Diğer gruplardan esasen müzikal yönden esinlendik. Müzik, genel olarak evrimsel bir süreç. Hiçbir tür onun öncesindeki benzer bir tür olmadan var olamaz, yani ilhamımızı doğal olarak bir yerden almalıydık. Ama konsept ve içerik açısından bizim tarzımız oldukça benzersiz. Bu da sanırım memleketimizden kaynaklanıyor. İsrail tektanrılı üç dinin ortaya çıkıp sık sık birbirleriyle çarpıştığı bir yer olduğu için, insanların uzlaşmasını sağlayan ve ateşkes yapmalarına yardım eden kavramlara ihtiyaç duyulmasını da sağladı. Tabii şarkı sözü ilhamını aynı zamanda çevremizden de, sevilen şairlerden, ressamlardan, gruplardan ve diğer sanat türlerinden de aldık. Ama ne yazacağımıza ilişkin yazma tercihimiz yalnız bize özgün, en azından metal sahnesi dâhilinde. The Beatles da barış hakkında müzik yazdı, ama yazma şekilleri bizimkinden farklıydı. Biz politikaya fazla yüklenmeyip daha çok insanlar arasındaki basit ilişkileri ele aldık. Bu bölgeden de bu konuda aynı tutumu gösterme arzusunda olan herkesin başımız üstünde yeri var.
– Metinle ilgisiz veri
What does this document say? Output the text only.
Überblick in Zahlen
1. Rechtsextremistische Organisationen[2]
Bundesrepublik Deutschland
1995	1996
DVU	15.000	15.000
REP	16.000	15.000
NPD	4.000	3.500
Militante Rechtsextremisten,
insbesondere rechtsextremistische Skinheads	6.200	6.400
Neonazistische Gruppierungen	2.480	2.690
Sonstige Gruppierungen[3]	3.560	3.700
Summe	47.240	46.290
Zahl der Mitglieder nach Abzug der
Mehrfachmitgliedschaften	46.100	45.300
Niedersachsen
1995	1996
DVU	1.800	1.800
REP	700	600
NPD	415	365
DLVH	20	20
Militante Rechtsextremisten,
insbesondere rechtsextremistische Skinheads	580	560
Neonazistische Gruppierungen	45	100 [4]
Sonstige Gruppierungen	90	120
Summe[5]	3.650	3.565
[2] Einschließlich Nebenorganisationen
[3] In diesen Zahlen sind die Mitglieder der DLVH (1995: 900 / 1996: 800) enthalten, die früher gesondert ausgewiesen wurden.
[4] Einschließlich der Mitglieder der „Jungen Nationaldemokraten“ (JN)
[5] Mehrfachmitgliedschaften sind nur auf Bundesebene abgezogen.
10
Tekrar teşekkürler, şerefe!
Şerefe!
büyük site, büyük grup, büyük röportaj.. ellerinize sağlık. çok teşekkür ederim :)
Ya her bahsi geçtiğinde diyorum iyice bakayım araştırayım bu adamların şarkı sözlerini diye, sonra hep üşeniyorum. Mabool’u biliyorum ama bu orwarrior a da bi bakmak lazım heralde. Yalnız hem çok içten ve samimi insanlar, hem de başarılı müzisyenler, ailecek takip ediyoruz. Elinize sağlık, güzel röportaj olmuş.
Enfes bir röportaj olmuş.Hazırlanışında emeği geçen herkesi kutluyorum.
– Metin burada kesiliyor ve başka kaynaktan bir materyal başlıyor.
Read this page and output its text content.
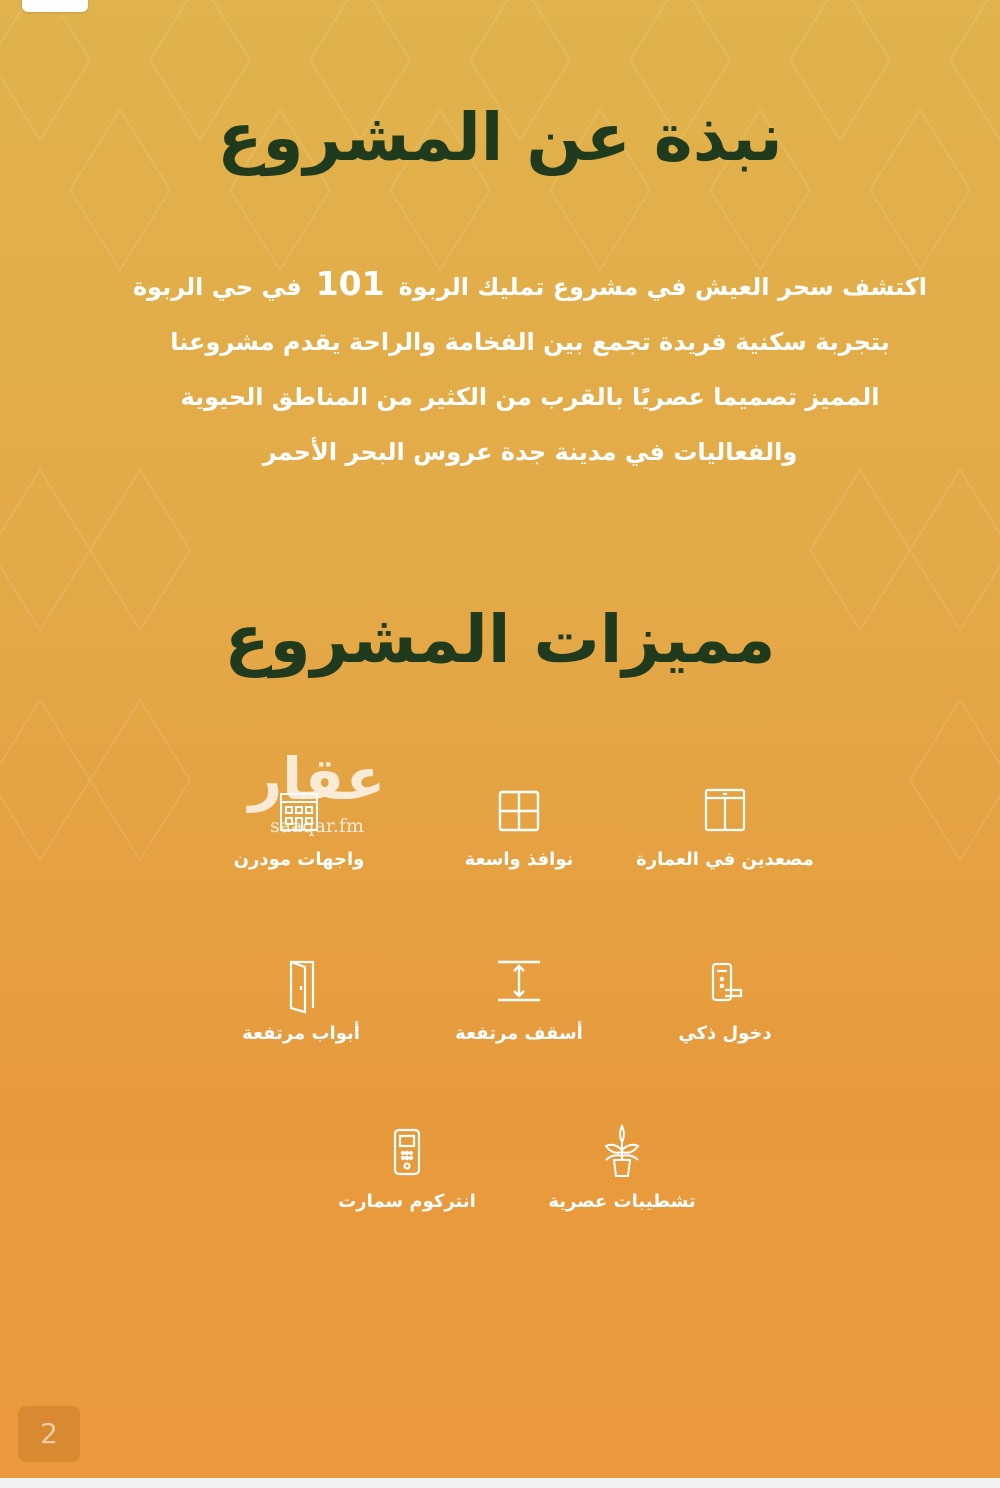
نبذة عن المشروع
اكتشف سحر العيش في مشروع تمليك الربوة101في حي الربوة
بتجربة سكنية فريدة تجمع بين الفخامة والراحة يقدم مشروعنا
المميز تصميما عصريًا بالقرب من الكثير من المناطق الحيوية
والفعاليات في مدينة جدة عروس البحر الأحمر
مميزات المشروع
مصعدين في العمارة
نوافذ واسعة
واجهات مودرن
دخول ذكي
أسقف مرتفعة
أبواب مرتفعة
تشطيبات عصرية
انتركوم سمارت
عقار
saaqar.fm
2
Pasif agresif’i röportaj konusunda durduramıyoruz efendim devamlı büyüyorlar.
İsrail demokratik ve insanlarının büyük çoğunluğu laik olan bir ülke olduğu için kendi ülkemizde bununla ilgili herhangi bir sıkıntı yaşamadık.
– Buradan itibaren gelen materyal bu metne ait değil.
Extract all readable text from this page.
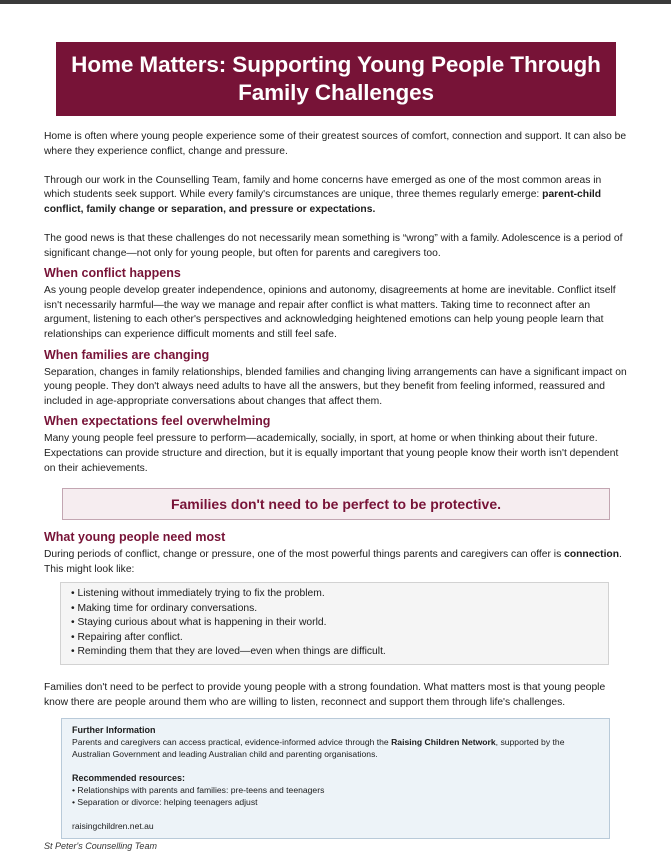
Home Matters: Supporting Young People Through
Family Challenges

Home is often where young people experience some of their greatest sources of comfort, connection and support. It can also be where they experience conflict, change and pressure.

Through our work in the Counselling Team, family and home concerns have emerged as one of the most common areas in which students seek support. While every family's circumstances are unique, three themes regularly emerge: parent-child conflict, family change or separation, and pressure or expectations.

The good news is that these challenges do not necessarily mean something is “wrong” with a family. Adolescence is a period of significant change—not only for young people, but often for parents and caregivers too.

When conflict happens

As young people develop greater independence, opinions and autonomy, disagreements at home are inevitable. Conflict itself isn't necessarily harmful—the way we manage and repair after conflict is what matters. Taking time to reconnect after an argument, listening to each other's perspectives and acknowledging heightened emotions can help young people learn that relationships can experience difficult moments and still feel safe.

When families are changing

Separation, changes in family relationships, blended families and changing living arrangements can have a significant impact on young people. They don't always need adults to have all the answers, but they benefit from feeling informed, reassured and included in age-appropriate conversations about changes that affect them.

When expectations feel overwhelming

Many young people feel pressure to perform—academically, socially, in sport, at home or when thinking about their future. Expectations can provide structure and direction, but it is equally important that young people know their worth isn't dependent on their achievements.

Families don't need to be perfect to be protective.
What young people need most

During periods of conflict, change or pressure, one of the most powerful things parents and caregivers can offer is connection. This might look like:

• Listening without immediately trying to fix the problem.
• Making time for ordinary conversations.
• Staying curious about what is happening in their world.
• Repairing after conflict.
• Reminding them that they are loved—even when things are difficult.

Families don't need to be perfect to provide young people with a strong foundation. What matters most is that young people know there are people around them who are willing to listen, reconnect and support them through life's challenges.

Further Information

Parents and caregivers can access practical, evidence-informed advice through the Raising Children Network, supported by the Australian Government and leading Australian child and parenting organisations.

Recommended resources:
• Relationships with parents and families: pre-teens and teenagers
• Separation or divorce: helping teenagers adjust

raisingchildren.net.au

St Peter's Counselling Team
hadi len ordan yer mi anadolu çocuğu bunları sen nerde yaşıyon hacı israil exreme pure neo-şeriatçı bir ülkedir bizi saf gördün herhal neyse zaten sizin yaptığınız arabesk metal dende hiç hazzetmiyom neyse daha fazla konuşturmayın beni sonra millet troll belliyor
06.05.2011
@TAAKE, israil? şeriat? neo-şeriat?
06.05.2011
@Batuhan Bekmen, Aslında Şeriat sadece islam kuralları olarak algılanır ama evrensel olarak tek tanrılı dinlerin ilkel hukuk anlayışına verilen isimdir.Yani bir Hıristiyan’a da şeriatçı diyebilirsin pek ala.Benim bilgim bu yönde ama yanlış da biliyor olabilirim.
06.05.2011
@Ugur, Benim bildiğim kadarı ile şeriat Arapça “yol, metod, adet” gibi anlamlara geliyor. Ama asıl kullanımının İslam hukuku olduğu malum. E tabi kelime anlamı ile dediğin gibi de kullanılabilir ama vaziyet belliyken detaylarda kaybolmaya lüzum yok bence.
06.05.2011
@Ugur, evet doğrusunu biliyorsun şeriatçı genel olarak hepsi için kullanılır tıpkı ümmetçi gibi zaten semavi dinler tek bir noktadan(ortadoğu)çıktığı için kullanılan dini jargonlar hemen aynı bknz:yahudi şeriatıveya sünnet
ama dediğin gibi bu kelime özellikle islam için kullanılıyor musevilerin kesin kendine has bir terimleri vardır ama bilmem ki ne
06.05.2011
@Batuhan Bekmen, evet
06.05.2011
@TAAKE, bu adam avrupa yakasındaki makbule gibi, çok feci kavram kargaşası yaşıyor
06.05.2011
@heat, kardeş israil talmut ve tanaha göre yönetilir yani tevratında bulunduğu eski ahit ve tevratın tefsiri burad özür diliyorum şeriat derken dine özellikle iitikad ve kutsal kitaba dayalı yönetimi kastediyorum teokratik desem daha doğru olur aslında ama musevilerdede bu kelime kullanılıyor bi de israil o kadar dine dayalı bi yönetimdeki şeriat uygun olur diye düşündüm adamlar
adamlar cumartesi günü kimseyi dışarı çıkartmıyor hatta bir filistinliyi ayağından vurmuşlardı işe giderken yani o derecede sofu ve dinciler vedalaşırlarken bile KUDÜS TE GÖRÜŞÜRÜZ derler bu dindarlıkları ayrıca hayranlık verici ama dediğim gibi çok uçlar
böyle bi sitede konuyu dağıttığım ve uhrevi şeylerden bahsettiğim kusura bakmayın ama bunu düzeltmem lazımdı
Orphaned Land’in Türk menajeri Derya Engin’in doğruladığı üzere Orphaned Land’in 22 Eylül 2012 cumartesi günü Ankirock’ta olmasının yanısıra grup elemanlarının Türk vatandaşlığına başvurma kararı almıştır.(grubun facebook türkiye sayfası)
http://www.facebook.com/OrphanedLandTR
elemanlar Türk vatandaşı olacakmış ve amaçları dünya barışına hizmetmiş.